Naar het oordeel van het hof is de vordering van de benadeelde partij niet van zo eenvoudige aard dat zij zich leent voor behandeling in het onderhavige strafproces. Het hof zal dan ook bepalen dat de benadeelde partij niet-ontvankelijk is in de vordering.
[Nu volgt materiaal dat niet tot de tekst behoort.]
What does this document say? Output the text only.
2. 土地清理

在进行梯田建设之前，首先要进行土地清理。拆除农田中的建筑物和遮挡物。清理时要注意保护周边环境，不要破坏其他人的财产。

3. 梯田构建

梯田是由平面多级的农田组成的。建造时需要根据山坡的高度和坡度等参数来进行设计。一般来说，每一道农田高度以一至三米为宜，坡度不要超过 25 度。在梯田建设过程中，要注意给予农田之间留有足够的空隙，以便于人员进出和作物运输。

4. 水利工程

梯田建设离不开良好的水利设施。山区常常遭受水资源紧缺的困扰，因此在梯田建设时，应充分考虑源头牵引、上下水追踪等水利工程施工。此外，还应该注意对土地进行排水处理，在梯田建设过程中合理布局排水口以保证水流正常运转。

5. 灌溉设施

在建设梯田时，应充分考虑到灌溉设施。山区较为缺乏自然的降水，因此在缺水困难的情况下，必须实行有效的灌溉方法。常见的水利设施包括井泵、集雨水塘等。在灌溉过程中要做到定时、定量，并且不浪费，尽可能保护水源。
De vordering kan slechts bij de burgerlijke rechter worden aangebracht.
Nu door of namens de verdachte niet is gesteld dat deze met het oog op de verdediging tegen de vordering tot schadevergoeding van de benadeelde partij kosten heeft gemaakt, kan een kostenveroordeling achterwege blijven.
Toepasselijke wettelijke voorschriften
Het hof heeft gelet op de artikelen 9, 14a, 14b, 14c, 22c, 22d, 57, 225 en 321 van het Wetboek van Strafrecht, zoals zij golden ten tijde van het bewezenverklaarde.
Vernietigt het vonnis waarvan beroep en doet opnieuw recht.
Verklaart bewezen dat de verdachte het onder 1 en 2 primair tenlastegelegde, zoals hierboven omschreven, heeft begaan.
Verklaart niet bewezen hetgeen ter zake meer of anders is tenlastegelegd en spreekt de verdachte daarvan vrij.
Bepaalt dat het bewezenverklaarde de hierboven vermelde strafbare feiten oplevert.
Verklaart de verdachte strafbaar ter zake van het bewezenverklaarde.
Veroordeelt de verdachte tot een taakstraf in de vorm van een werkstraf voor de duur van 240 (tweehonderdveertig)
uren, te vervangen door hechtenis voor de tijd van 120 (honderdtwintig) dagen voor het geval die taakstraf niet naar behoren wordt verricht.
Bepaalt dat de tijd, die door de verdachte vóór de tenuitvoerlegging van deze uitspraak in voorarrest is doorgebracht, bij de uitvoering van de opgelegde taakstraf in mindering wordt gebracht volgens de maatstaf van twee uren taakstraf per in voorarrest doorgebrachte dag, voor zover die tijd niet reeds op een andere straf in mindering is gebracht.
Veroordeelt de verdachte tot een gevangenisstraf voor de duur van
4 (vier) maanden.
Beveelt dat de gevangenisstraf niet ten uitvoer zal worden gelegd, tenzij de rechter later anders mocht gelasten op grond dat de verdachte zich vóór het einde van de proeftijd van 2 (twee) jaren aan een strafbaar feit heeft schuldig gemaakt.
Verklaart de benadeelde partij [benadeelde partij] niet-ontvankelijk in de vordering.
Dit arrest is gewezen door mr. J. Borgesius, mr. C.G.M. van Rijnberk en mr. M.A. van der Ham, in bijzijn van de griffier mr. S.S. Mangal.
Het is uitgesproken op de openbare terechtzitting van het hof van 31 maart 2010.